Tonight’s show features renowned psychologist Dr. Robert Epstein, and his book The Case Against Adolescence: Rediscovering the Adult in Every Teen. It’s an interesting and controversial book. It outlines how adolescence is an artificial construct of Western society and an unnecessary phase of life. Dr. Epstein thinks our teens are ready for more rights and responsibilities at a younger age.
Enter our debate: Is adolescence too long or too short in our society? The obvious answer is yes — it extends far beyond the teen years, to the point where young adults do not get on with either maturing, moving out, supporting themselves, finding a mate and buying a house to eventually fill with offspring of their own. It may sound like a dated model of adulthood, because it now is. We’ll talk about how adolescence extended beyond one’s formative years but why those formative years still matter.
Tonight’s show will also look at how adulthood is reached in other cultures — from societies where children work to supplement familial income and are seen as equals to adults — some times as young as 10. We’ll also look at Mediterranean cultures where mamone — or, mama’s boys — live with their parents well into their 30’s and even 40’s.
My parents came to Canada from Greece and heaven forbid you should consider moving out before you marry in the Greek-Canadian milieu. What kind of family would people think you were from? What kind of girl would people think you are? Why would you want to throw your money away on rent?

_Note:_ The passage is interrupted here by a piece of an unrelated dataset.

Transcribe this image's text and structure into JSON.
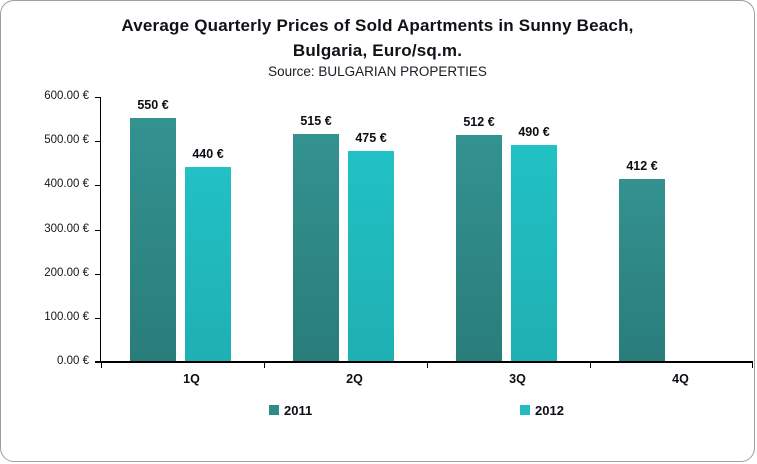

That’s the preaching I got in my formative years, in case I ever even considered going out on my own before I had a ring on my finger, complete with a big fat Greek wedding send-off.
Well, it didn’t work. Even though I went to university in my hometown, I hightailed it to a student residence the first chance I got. You would think living in an all-girls residence — with security and locked doors at night — would be the proper and respectable thing to do. But no. People thought the worst. It was not the respectable thing to do.
But I’d like to think I broke down barriers. My cousin George got the hell out, a month shy of his 30th birthday. He was sharing an apartment with two women — it was platonic — a concept so foreign to our uncles, they were convinced he was gay (not that there’s anything wrong with that). Why would he need to move out of his parents’ house anyway? He could have had cooked meals!
Twenty years later, I beam with pride as a younger cousin is living with her fiancé — a year before the wedding. “I did it while my sister’s baby was born and my parents were so excited to be grandparents it took them a while to realize I was gone,” she told me. The sneak-out…a very good way to go.
So while, many young people find themselves back at home after university, I belong to a culture where a group of us remained defiant and tore down the walls of mom and dad’s house. Of course, we still go back to get fed.